Roll it Out
It's taken me a while to get to it, but it's time to discuss ball rolling. (It's ok if you laugh). No, I don't mean using a foam roller and I don't mean tennis balls, but I mean rolling areas on tension and discomfort out on dense rubber balls intend to bring some relief.
There are many kinds of balls at your disposal, actually, from dense lacrosse balls to small spheres for massaging out the forearms and hands, and it can be difficult to figure out where to start.

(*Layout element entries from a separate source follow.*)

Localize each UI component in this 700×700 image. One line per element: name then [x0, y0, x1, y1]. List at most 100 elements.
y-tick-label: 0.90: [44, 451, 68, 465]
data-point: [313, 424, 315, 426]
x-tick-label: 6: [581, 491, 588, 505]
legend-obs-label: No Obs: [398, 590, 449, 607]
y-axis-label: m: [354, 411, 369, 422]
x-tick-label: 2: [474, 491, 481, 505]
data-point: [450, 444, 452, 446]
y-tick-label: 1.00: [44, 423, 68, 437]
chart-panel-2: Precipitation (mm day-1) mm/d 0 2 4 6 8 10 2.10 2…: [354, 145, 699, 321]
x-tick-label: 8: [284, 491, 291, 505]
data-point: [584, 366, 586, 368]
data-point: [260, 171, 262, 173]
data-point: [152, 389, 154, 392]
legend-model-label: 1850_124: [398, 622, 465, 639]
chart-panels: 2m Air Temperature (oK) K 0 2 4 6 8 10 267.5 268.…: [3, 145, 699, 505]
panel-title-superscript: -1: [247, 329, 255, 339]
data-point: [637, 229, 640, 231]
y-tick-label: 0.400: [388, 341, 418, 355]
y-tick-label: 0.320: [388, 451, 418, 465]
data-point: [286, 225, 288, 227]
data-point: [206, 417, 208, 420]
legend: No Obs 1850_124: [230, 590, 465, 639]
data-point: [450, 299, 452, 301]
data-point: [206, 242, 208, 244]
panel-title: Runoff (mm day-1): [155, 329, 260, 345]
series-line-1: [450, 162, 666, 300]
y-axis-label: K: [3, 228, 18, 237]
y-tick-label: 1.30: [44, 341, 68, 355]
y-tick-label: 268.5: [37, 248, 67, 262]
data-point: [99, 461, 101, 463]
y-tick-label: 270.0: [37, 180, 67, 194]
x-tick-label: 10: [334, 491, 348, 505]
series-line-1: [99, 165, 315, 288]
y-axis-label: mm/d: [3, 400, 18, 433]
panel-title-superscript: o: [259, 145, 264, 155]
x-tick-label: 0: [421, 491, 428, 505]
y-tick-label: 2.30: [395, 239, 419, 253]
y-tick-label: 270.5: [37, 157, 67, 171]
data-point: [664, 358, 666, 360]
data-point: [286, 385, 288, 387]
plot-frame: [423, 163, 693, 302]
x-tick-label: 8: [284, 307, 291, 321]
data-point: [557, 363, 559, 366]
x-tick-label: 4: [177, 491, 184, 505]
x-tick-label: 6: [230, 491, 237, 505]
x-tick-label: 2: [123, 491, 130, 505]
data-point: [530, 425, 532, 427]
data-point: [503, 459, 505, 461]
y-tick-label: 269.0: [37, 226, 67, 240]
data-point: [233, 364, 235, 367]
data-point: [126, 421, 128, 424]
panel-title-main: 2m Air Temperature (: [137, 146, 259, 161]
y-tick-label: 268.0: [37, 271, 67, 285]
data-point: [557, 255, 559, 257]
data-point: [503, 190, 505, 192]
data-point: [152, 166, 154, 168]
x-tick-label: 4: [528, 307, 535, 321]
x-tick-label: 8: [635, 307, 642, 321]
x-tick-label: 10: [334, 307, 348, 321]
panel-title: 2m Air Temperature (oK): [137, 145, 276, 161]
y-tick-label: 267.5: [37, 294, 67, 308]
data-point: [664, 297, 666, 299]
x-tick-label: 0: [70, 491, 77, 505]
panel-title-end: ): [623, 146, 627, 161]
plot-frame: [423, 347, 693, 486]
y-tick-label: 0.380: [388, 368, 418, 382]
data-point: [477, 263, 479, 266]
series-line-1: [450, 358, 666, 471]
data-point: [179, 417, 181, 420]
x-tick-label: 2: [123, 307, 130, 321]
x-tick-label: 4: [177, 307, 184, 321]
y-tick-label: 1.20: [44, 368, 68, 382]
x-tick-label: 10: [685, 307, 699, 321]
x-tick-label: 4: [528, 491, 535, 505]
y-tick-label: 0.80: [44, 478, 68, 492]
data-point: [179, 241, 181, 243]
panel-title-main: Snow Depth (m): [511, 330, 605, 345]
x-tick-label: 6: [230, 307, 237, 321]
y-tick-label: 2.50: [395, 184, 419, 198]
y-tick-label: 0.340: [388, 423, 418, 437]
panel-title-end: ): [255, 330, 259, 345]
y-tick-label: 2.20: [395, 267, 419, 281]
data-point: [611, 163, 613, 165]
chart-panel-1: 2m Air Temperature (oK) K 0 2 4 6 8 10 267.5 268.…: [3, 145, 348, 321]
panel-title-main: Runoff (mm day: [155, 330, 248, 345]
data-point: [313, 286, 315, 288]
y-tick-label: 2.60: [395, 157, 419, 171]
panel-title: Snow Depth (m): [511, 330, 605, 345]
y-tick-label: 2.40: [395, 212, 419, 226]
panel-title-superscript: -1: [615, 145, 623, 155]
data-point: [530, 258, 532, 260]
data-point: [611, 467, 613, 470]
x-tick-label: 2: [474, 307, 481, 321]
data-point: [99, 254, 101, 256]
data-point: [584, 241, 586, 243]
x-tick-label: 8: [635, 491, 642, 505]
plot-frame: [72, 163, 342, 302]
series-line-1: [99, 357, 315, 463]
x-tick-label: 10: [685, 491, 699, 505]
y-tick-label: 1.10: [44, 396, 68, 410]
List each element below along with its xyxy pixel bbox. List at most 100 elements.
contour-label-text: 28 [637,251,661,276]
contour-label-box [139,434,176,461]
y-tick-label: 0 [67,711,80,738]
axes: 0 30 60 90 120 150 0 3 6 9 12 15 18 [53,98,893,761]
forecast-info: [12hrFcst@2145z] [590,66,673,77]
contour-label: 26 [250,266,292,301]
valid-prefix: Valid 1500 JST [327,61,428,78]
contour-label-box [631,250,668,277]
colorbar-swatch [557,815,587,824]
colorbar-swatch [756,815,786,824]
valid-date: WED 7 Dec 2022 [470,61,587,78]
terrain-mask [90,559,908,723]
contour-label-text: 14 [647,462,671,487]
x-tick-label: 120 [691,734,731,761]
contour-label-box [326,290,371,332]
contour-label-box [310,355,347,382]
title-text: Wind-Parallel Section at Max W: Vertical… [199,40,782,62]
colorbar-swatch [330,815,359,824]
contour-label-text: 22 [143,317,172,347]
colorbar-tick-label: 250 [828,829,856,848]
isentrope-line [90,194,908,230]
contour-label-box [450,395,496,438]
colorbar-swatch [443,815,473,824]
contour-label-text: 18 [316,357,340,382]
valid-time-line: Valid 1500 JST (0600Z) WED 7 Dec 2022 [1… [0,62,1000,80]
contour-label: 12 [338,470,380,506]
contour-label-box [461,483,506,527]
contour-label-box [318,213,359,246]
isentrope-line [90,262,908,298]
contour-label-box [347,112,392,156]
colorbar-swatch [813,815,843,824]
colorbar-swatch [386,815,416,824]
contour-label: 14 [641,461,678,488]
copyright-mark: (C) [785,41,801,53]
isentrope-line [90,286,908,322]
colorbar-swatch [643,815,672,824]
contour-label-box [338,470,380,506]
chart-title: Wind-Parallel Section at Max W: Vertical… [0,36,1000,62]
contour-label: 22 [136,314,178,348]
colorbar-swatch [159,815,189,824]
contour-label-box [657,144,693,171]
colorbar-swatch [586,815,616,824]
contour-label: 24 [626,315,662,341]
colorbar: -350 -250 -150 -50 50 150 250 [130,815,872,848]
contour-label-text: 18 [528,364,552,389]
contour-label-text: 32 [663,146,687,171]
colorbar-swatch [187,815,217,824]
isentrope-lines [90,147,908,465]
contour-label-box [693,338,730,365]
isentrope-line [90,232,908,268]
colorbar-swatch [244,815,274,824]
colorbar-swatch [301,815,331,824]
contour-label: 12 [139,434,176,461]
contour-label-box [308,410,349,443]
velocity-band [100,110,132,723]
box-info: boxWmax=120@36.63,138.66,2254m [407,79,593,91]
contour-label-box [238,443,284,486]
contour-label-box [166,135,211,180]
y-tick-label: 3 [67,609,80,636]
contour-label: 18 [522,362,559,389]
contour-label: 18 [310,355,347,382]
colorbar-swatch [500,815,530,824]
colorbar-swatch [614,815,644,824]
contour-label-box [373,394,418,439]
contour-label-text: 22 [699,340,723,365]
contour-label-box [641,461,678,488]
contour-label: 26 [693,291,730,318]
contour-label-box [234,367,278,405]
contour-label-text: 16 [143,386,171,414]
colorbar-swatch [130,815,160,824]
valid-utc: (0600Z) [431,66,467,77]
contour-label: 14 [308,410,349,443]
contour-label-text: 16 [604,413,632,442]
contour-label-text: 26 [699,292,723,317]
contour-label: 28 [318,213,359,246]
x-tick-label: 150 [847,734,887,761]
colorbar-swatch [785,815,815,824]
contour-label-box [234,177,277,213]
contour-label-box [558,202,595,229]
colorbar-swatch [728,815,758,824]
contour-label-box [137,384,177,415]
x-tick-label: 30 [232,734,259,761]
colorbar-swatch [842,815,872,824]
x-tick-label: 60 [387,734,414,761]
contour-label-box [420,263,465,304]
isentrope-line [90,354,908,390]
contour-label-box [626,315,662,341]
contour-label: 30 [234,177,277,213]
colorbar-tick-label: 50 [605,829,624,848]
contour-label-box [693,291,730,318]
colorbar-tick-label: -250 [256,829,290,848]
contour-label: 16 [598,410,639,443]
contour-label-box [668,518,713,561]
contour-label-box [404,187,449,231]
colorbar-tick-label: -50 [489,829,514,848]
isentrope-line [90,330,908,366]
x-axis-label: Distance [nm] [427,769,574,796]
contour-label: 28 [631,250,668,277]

Why are you telling me to do this?
Let's start with some questions: If you could have someone massage the big knots at the top of your trapezius every night, would you do it? When's the last time someone dug into your glutes in a massage? How's your IT band feel these days? Do you have neck pain or a tight jaw? Do you wear elevated heel shoes and have sore feet? Back pain? Knee pain? One sided shoulder issues?
Did you answer yes to any of these questions? Then rolling is for you! Without going super in-depth into fascia, adhesions, and knots (which i will definitely do another time), rolling out tissues can restore movement, rehydrate tissue, improve circulation, and create generally a better relationship in your myofascia. (Remember that early post about muscles/fascia/etc?) I wish musicians could have more regular bodywork sessions, similar to professional athletes, but we unfortunately don't get that treatment at a low cost. Ball-rolling is an amazing way to keep that change in your tissues on a daily basis.
Brooke Thomas, a rolfer, wellness lady and movement maven, goes through some of the benefits of foam roller vs. rubber balls vs. lacrosse balls here at Breaking Muscle, so give that a look. I started my rolling experience on lacrosse balls and then moved to Yoga Tune Up® balls, and am now a YTU® teacher, so I may be biased, but I do believe that rolling in general is terrific.
Here are some talking points:
-You control your own roll-out experience, spending as much or as little time and pressure on areas as you see fit.
-Portable and affordable!
-More specific than a foam roller.
-A great way to continue feeling good after a massage, rolfing session, yoga class, etc.